Nice story. But it’s a load of crap as revealed by a timeline of events leaked (presumably by Sharples or te Heuheu or Comar) to Tracey Watkins and reproduced in today’s Dom (not online, apparently stuff is still living in 1998), Audrey Young’s timeline, along with other public information:
- May 19: First meeting with TPK and MTS on World Cup bid using TPK money
- June 15: Sharples and Maori Affairs Associate Minister Georgina te Heuheu (who has responsibility for MTS) briefed by MTS on proposed bid backed with TPK cash.
- June 17: Sharples and te Heuheu meet with TPK head Leith Comar and discuss the proposed bid.
- June 23: Sharples discusses propoasl with Bill English
- Late August: TPK briefs Rugby World Cup Minister Murray McCully on coming bid.
- September 2: te Heuheu writes to English and Key informing them of the bid. Key read the letter but doesn’t recall exactly when. So, by the start of September all the major players know about the MTS bid.
- September 23: English, te Heuheu, Coleman, and Gerry Brownlee (McCully’s associate) meet to discuss the bid. Key is off being the jester on an adulterer’s variety show at the time. The ministers are unwilling to kill the bid without Key’s say so because of the risk of damaging the relationship with the Maori Party but are unhappy of the misuse of TPK funds (something ministers would later purport to be OK about).
- September 28: Meeting of English and McCully with TPK officials at English’s office. According to Derek Fox, English just sat there and McCully ranted and raved at Comar.
- October 2: MTS bid and TPK backing become public. National ministers decide to support a joint TVNZ-TV3 bid to beat MTS bid
- October 5: Key backs MTS bid as long as its coverage must reach all New Zealanders
- October 8: Sharples apologises to Key for not properly consulting with him and his ministerial colleagues before backing MTS bid
- October 9: Sharples provides commericially sensitive breifing paper on the MTS bid to Key. English leaves phone message advising Sharples informing him of government-backed the TVNZ-TV3 bid
- October 13: Following Cabinet on the 12th, when all these issues were certainly discussed (and Sharples wasn’t present), Coleman announces the government will be backing TVNZ-TV3 bid the against government-backed MTS bid.

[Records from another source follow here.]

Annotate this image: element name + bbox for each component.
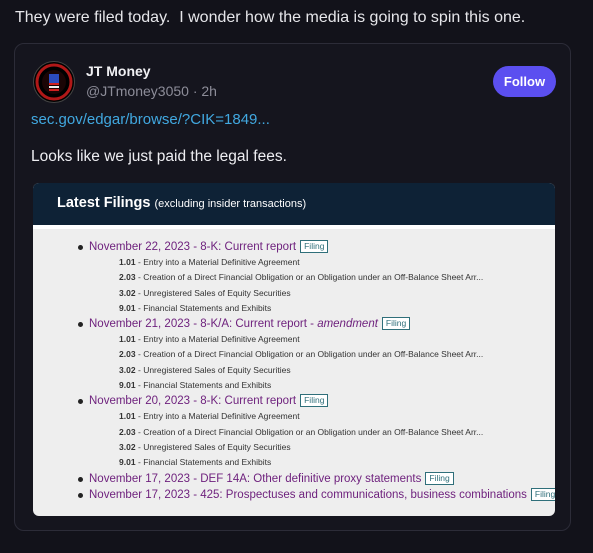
item-description: - Financial Statements and Exhibits <box>138 457 272 468</box>
filing-row: November 20, 2023 - 8-K: Current report F… <box>33 393 555 409</box>
bullet-icon <box>78 492 83 498</box>
item-code: 9.01 <box>119 302 136 313</box>
bullet-icon <box>78 245 83 250</box>
filing-badge[interactable]: Filing <box>381 317 411 331</box>
filing-item: 1.01- Entry into a Material Definitive A… <box>33 332 555 347</box>
filing-item: 9.01- Financial Statements and Exhibits <box>33 378 555 393</box>
item-code: 3.02 <box>119 441 136 452</box>
item-description: - Unregistered Sales of Equity Securitie… <box>138 287 291 298</box>
item-description: - Creation of a Direct Financial Obligat… <box>138 426 484 437</box>
filing-row: November 21, 2023 - 8-K/A: Current repor… <box>33 316 555 332</box>
filing-item: 2.03- Creation of a Direct Financial Obl… <box>33 425 555 440</box>
item-description: - Entry into a Material Definitive Agree… <box>138 334 300 345</box>
item-code: 2.03 <box>119 349 136 360</box>
filing-badge[interactable]: Filing <box>425 471 454 485</box>
filing-item: 9.01- Financial Statements and Exhibits <box>33 455 555 470</box>
filing-row: November 17, 2023 - DEF 14A: Other defin… <box>33 471 555 487</box>
item-code: 9.01 <box>119 380 136 391</box>
filing-badge[interactable]: Filing <box>300 240 329 253</box>
item-description: - Financial Statements and Exhibits <box>138 302 272 313</box>
author-name[interactable]: JT Money <box>86 63 151 79</box>
filing-entry: November 21, 2023 - 8-K/A: Current repor… <box>33 316 555 393</box>
filing-item: 1.01- Entry into a Material Definitive A… <box>33 409 555 424</box>
item-code: 9.01 <box>119 457 136 468</box>
attached-screenshot[interactable]: Latest Filings (excluding insider transa… <box>33 183 555 516</box>
item-description: - Creation of a Direct Financial Obligat… <box>138 272 484 283</box>
filing-badge[interactable]: Filing <box>300 394 329 408</box>
filing-entry: November 20, 2023 - 8-K: Current report F… <box>33 393 555 470</box>
filing-item: 2.03- Creation of a Direct Financial Obl… <box>33 270 555 285</box>
filing-entry: November 22, 2023 - 8-K: Current report F… <box>33 239 555 316</box>
item-description: - Entry into a Material Definitive Agree… <box>138 257 300 267</box>
filing-title-link[interactable]: November 21, 2023 - 8-K/A: Current repor… <box>89 317 411 331</box>
item-description: - Entry into a Material Definitive Agree… <box>138 411 300 422</box>
embedded-post-card[interactable]: JT Money @JTmoney3050 · 2h Follow sec.go… <box>14 43 571 531</box>
filing-row: November 17, 2023 - 425: Prospectuses an… <box>33 487 555 503</box>
bullet-icon <box>78 399 83 405</box>
item-code: 3.02 <box>119 287 136 298</box>
sec-link[interactable]: sec.gov/edgar/browse/?CIK=1849... <box>31 111 270 128</box>
filing-item: 2.03- Creation of a Direct Financial Obl… <box>33 347 555 362</box>
latest-filings-header: Latest Filings (excluding insider transa… <box>33 183 555 229</box>
filings-list: November 22, 2023 - 8-K: Current report F… <box>33 239 555 503</box>
filing-badge[interactable]: Filing <box>530 487 555 501</box>
item-code: 1.01 <box>119 334 136 345</box>
item-code: 1.01 <box>119 411 136 422</box>
filing-item: 3.02- Unregistered Sales of Equity Secur… <box>33 363 555 378</box>
filing-entry: November 17, 2023 - DEF 14A: Other defin… <box>33 471 555 487</box>
avatar-logo-icon <box>35 63 73 101</box>
item-code: 1.01 <box>119 257 136 267</box>
filing-title-link[interactable]: November 22, 2023 - 8-K: Current report F… <box>89 240 329 253</box>
filing-item: 3.02- Unregistered Sales of Equity Secur… <box>33 440 555 455</box>
embedded-post-text: Looks like we just paid the legal fees. <box>31 148 287 165</box>
filing-title-link[interactable]: November 17, 2023 - 425: Prospectuses an… <box>89 487 555 501</box>
filing-title-link[interactable]: November 20, 2023 - 8-K: Current report F… <box>89 394 329 408</box>
filing-item: 3.02- Unregistered Sales of Equity Secur… <box>33 286 555 301</box>
item-description: - Unregistered Sales of Equity Securitie… <box>138 441 291 452</box>
follow-button[interactable]: Follow <box>493 66 556 97</box>
filing-title-link[interactable]: November 17, 2023 - DEF 14A: Other defin… <box>89 471 454 485</box>
filing-entry: November 17, 2023 - 425: Prospectuses an… <box>33 487 555 503</box>
filing-item: 1.01- Entry into a Material Definitive A… <box>33 255 555 270</box>
filing-row: November 22, 2023 - 8-K: Current report F… <box>33 239 555 255</box>
author-handle: @JTmoney3050 · 2h <box>86 83 217 99</box>
item-description: - Creation of a Direct Financial Obligat… <box>138 349 484 360</box>
bullet-icon <box>78 322 83 328</box>
filing-item: 9.01- Financial Statements and Exhibits <box>33 301 555 316</box>
item-description: - Unregistered Sales of Equity Securitie… <box>138 364 291 375</box>
bullet-icon <box>78 476 83 482</box>
post-text: They were filed today. I wonder how the … <box>15 9 526 26</box>
item-code: 2.03 <box>119 272 136 283</box>
author-avatar[interactable] <box>33 61 75 103</box>
item-description: - Financial Statements and Exhibits <box>138 380 272 391</box>
item-code: 3.02 <box>119 364 136 375</box>
item-code: 2.03 <box>119 426 136 437</box>
latest-filings-title: Latest Filings (excluding insider transa… <box>57 195 307 211</box>
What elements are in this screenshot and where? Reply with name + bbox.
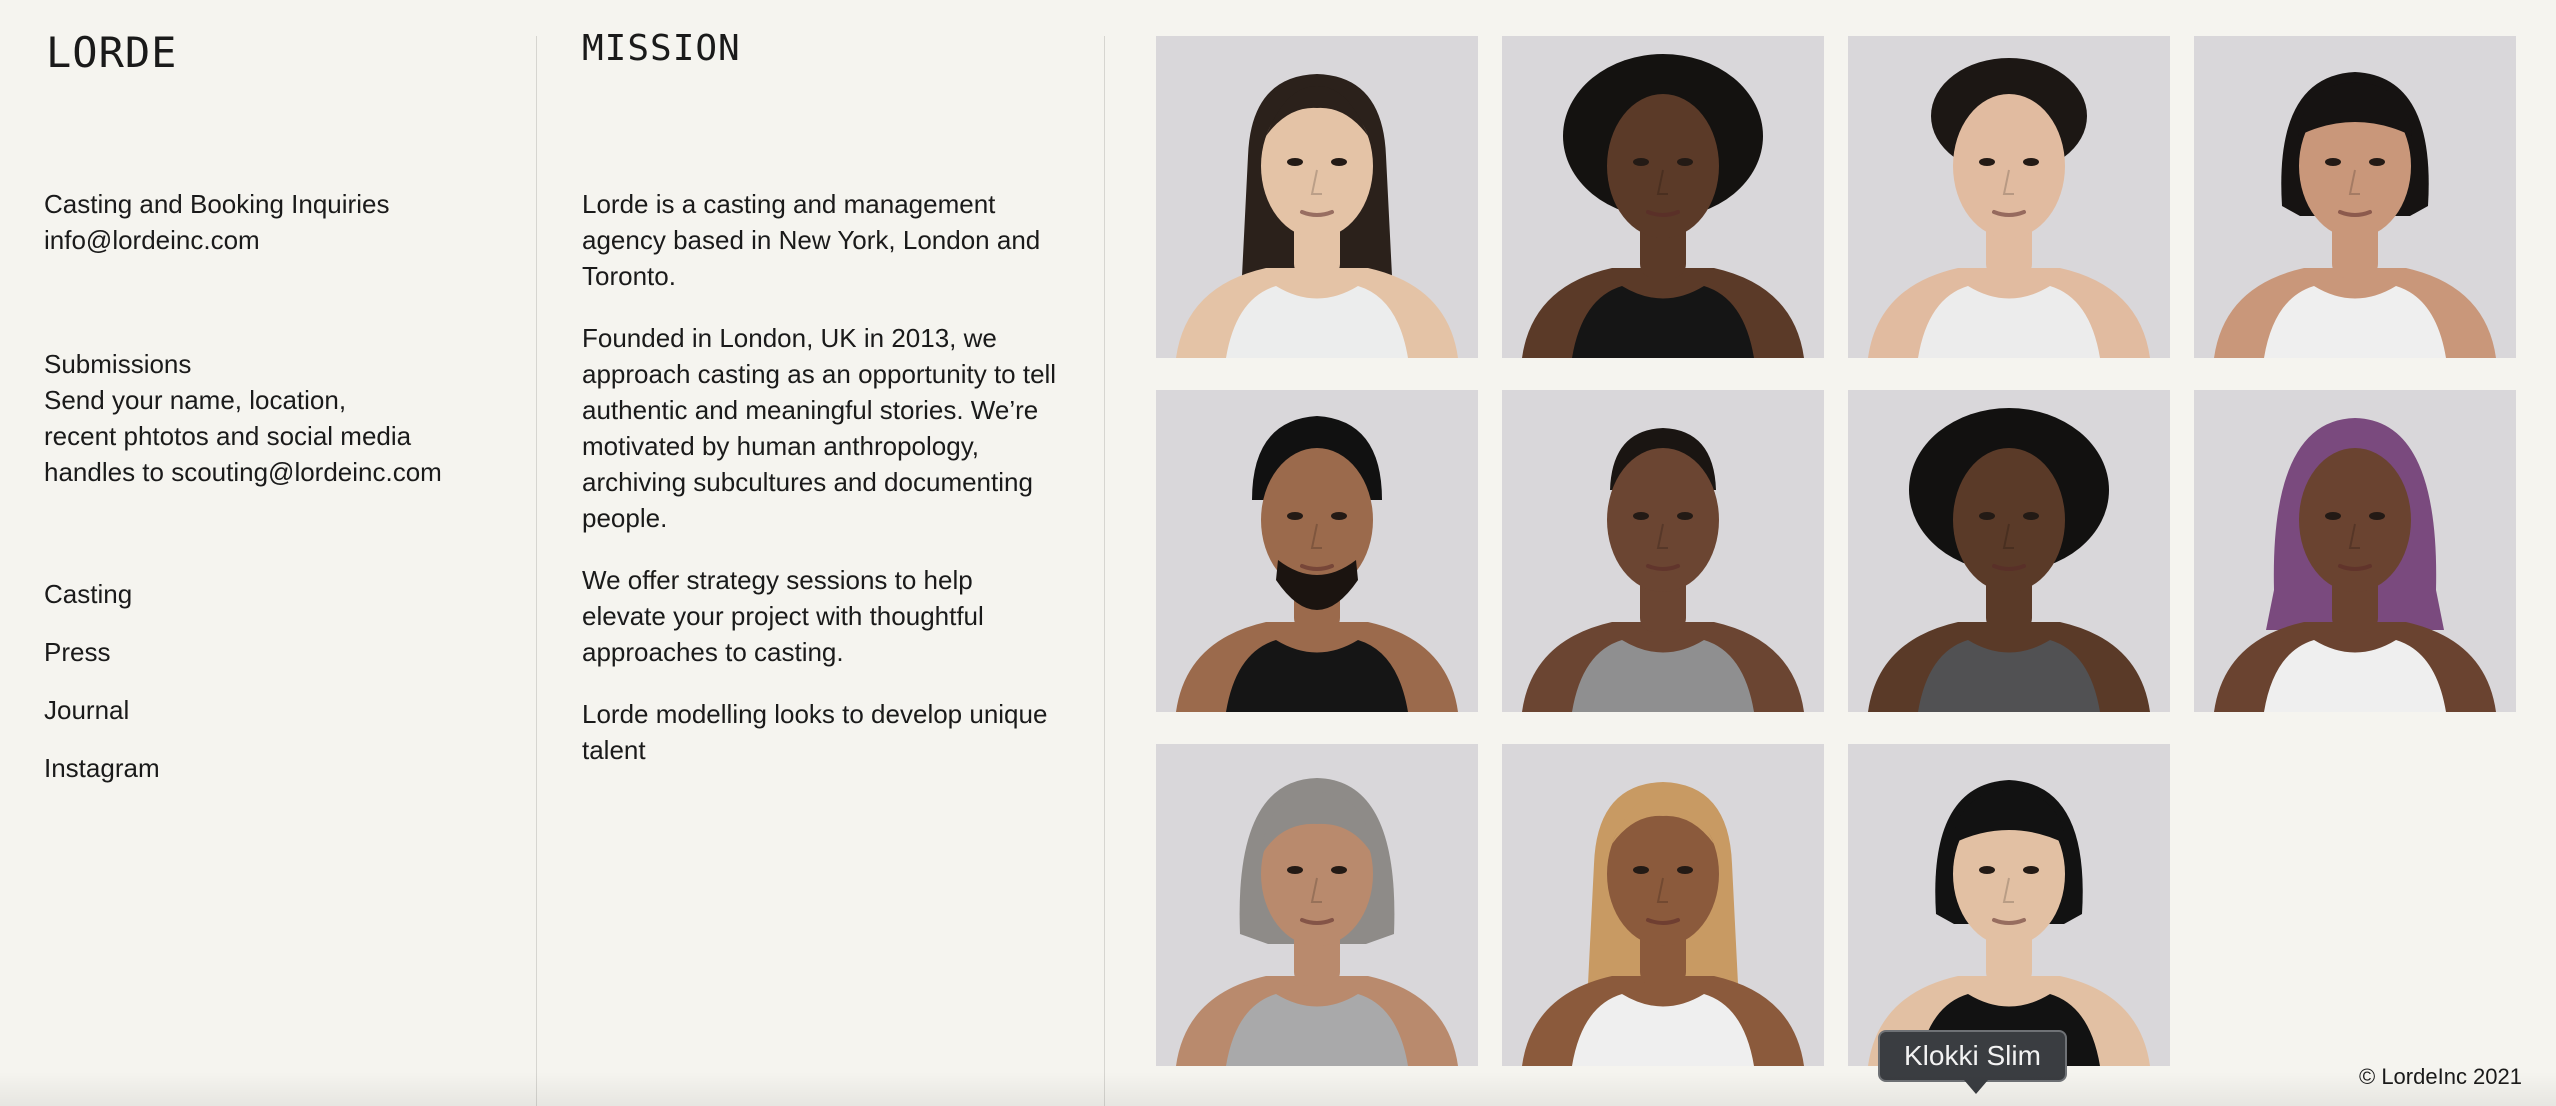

- October 14: All bids withdrawn. Joint MTS-TVNZ-TV3 bid being worked on.
What’s now clear is that senior ministers knew about this whole issue for a long time and the only surprise for them was when MTS’s bid became public on the 2nd. Their response was to blame everything on brownie. National’s ministers pretended they knew nothing. They got Sharples to apologise for not informing them even though he had and didn’t tell him for a week that they were going to launch a counter-bid. They even got him to hand over the information on the MTS bid they needed to beat it (talk about mana-enhancing, they’ll be calling him Pita Pononga soon).
Meanwhile, Key spent a week pretending he was OK with an MTS bid, repeatedly stating on TV and in other media that as long as there was coverage it was OK and also making statements that humiliated Sharples. All the time, Key knew he was going to kill the MTS bid with the counter-bid.
Then when he did launch the counter-bid, MTS and Sharples didn’t back down as National had expected. The thing was develpoing into such a mess that Key had a panic response of getting all the channels together in a single bid and promising them taxpayer money (presumably supplied by those pixies at the bottom of the garden).
Watkins says that Labour has been soft in calling this a shambles. She’s right. This is a shabby, dishonest affair and this government must now be considered the least incompetent and the most internally fractured since the dying days of the previous National government. The upshot is there remains no channel with the free-to-air rights, but whoever does get it, you and I will be subsidising them.